Show understanding of bit streaming

2.1 Networks Including the Internet

What is a Network?

A network is a group of connected devices that can share data with each other. Think of it like a city’s road system: cars (data) travel between houses (devices) using roads (cables or wireless).

  • Local Area Network (LAN) – small, like a school or home.
  • Wide Area Network (WAN) – big, like the Internet.
  • Wireless vs. Wired connections.

Bit Streaming Explained

Data is broken down into tiny units called bits – the smallest unit of information, represented as 0 or 1. Bit streaming is the process of sending these bits one after another over a network.

Analogy: Imagine a line of dominoes. Each domino represents a bit. When you push the first domino, it knocks over the next, and so on. The line of falling dominoes is like a stream of bits travelling from sender to receiver.

  1. Data is converted into a binary string.
  2. Bits are grouped into frames (e.g., 8 bits = 1 byte).
  3. Frames are transmitted over the network.
  4. Receiver reassembles frames back into the original data.

Mathematically, a byte is $2^8 = 256$ possible values, ranging from $00000000_2$ to $11111111_2$.

The Internet: A Global Bit Highway

The Internet is a massive network of networks. It uses the TCP/IP protocol suite to ensure reliable data transfer.

Layer Purpose
Application User-facing services (HTTP, FTP).
Transport Ensures data arrives correctly (TCP) or quickly (UDP).
Internet Routes packets using IP addresses.
Link Physical transmission (Ethernet, Wi‑Fi).

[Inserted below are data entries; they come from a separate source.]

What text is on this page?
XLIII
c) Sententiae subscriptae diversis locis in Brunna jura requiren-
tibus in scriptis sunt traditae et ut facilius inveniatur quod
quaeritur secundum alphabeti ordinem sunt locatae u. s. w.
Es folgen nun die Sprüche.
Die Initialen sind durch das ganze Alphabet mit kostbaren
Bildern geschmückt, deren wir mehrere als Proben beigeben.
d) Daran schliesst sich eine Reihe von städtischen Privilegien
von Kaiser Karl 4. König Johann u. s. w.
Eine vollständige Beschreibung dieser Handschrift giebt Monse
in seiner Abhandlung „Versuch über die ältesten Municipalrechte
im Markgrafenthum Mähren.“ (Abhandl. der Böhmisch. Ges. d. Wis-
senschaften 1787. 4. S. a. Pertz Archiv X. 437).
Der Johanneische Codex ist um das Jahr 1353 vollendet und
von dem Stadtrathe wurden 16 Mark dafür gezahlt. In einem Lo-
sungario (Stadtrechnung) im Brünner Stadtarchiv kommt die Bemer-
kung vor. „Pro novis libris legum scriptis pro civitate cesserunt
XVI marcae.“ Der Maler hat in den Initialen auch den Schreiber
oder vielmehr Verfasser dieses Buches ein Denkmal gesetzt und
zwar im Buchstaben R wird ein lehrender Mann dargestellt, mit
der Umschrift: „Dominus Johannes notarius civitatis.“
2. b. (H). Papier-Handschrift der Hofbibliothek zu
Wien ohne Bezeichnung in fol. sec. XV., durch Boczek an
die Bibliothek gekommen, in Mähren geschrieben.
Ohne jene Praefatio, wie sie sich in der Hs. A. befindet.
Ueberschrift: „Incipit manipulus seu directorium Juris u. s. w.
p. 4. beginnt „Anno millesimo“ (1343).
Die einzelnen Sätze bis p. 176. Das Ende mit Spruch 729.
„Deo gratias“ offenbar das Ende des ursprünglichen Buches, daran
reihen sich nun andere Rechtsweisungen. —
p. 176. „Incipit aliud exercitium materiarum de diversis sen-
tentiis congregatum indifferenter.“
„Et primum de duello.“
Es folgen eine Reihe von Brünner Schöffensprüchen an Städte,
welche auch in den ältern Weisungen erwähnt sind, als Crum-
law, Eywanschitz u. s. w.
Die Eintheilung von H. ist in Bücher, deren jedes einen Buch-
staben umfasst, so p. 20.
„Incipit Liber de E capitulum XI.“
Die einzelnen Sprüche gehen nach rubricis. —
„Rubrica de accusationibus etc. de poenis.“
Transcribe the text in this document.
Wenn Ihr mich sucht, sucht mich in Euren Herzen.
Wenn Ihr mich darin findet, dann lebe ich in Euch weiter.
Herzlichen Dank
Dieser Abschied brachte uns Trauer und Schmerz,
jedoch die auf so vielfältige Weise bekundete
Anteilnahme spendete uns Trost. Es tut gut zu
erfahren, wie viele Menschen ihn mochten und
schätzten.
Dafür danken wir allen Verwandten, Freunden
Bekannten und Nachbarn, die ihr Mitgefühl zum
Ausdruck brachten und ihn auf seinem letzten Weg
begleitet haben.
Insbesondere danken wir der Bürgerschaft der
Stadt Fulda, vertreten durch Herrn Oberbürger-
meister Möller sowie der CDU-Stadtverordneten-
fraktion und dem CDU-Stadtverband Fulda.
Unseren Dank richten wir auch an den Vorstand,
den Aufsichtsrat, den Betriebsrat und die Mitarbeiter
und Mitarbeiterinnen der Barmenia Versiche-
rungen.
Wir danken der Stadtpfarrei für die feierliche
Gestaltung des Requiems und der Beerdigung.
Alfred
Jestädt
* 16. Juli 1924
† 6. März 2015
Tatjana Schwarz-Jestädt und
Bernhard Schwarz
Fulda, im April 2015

Each layer adds its own header to the data, much like adding envelopes and stamps to a letter.

Exam Tip: Bit Streaming

When asked to explain bit streaming, remember the four key steps:

  1. Conversion to binary.
  2. Grouping into frames.
  3. Transmission over the network.
  4. Reassembly at the destination.

Use the domino analogy to illustrate the flow of bits. Also, be ready to explain why error detection (checksums) is important.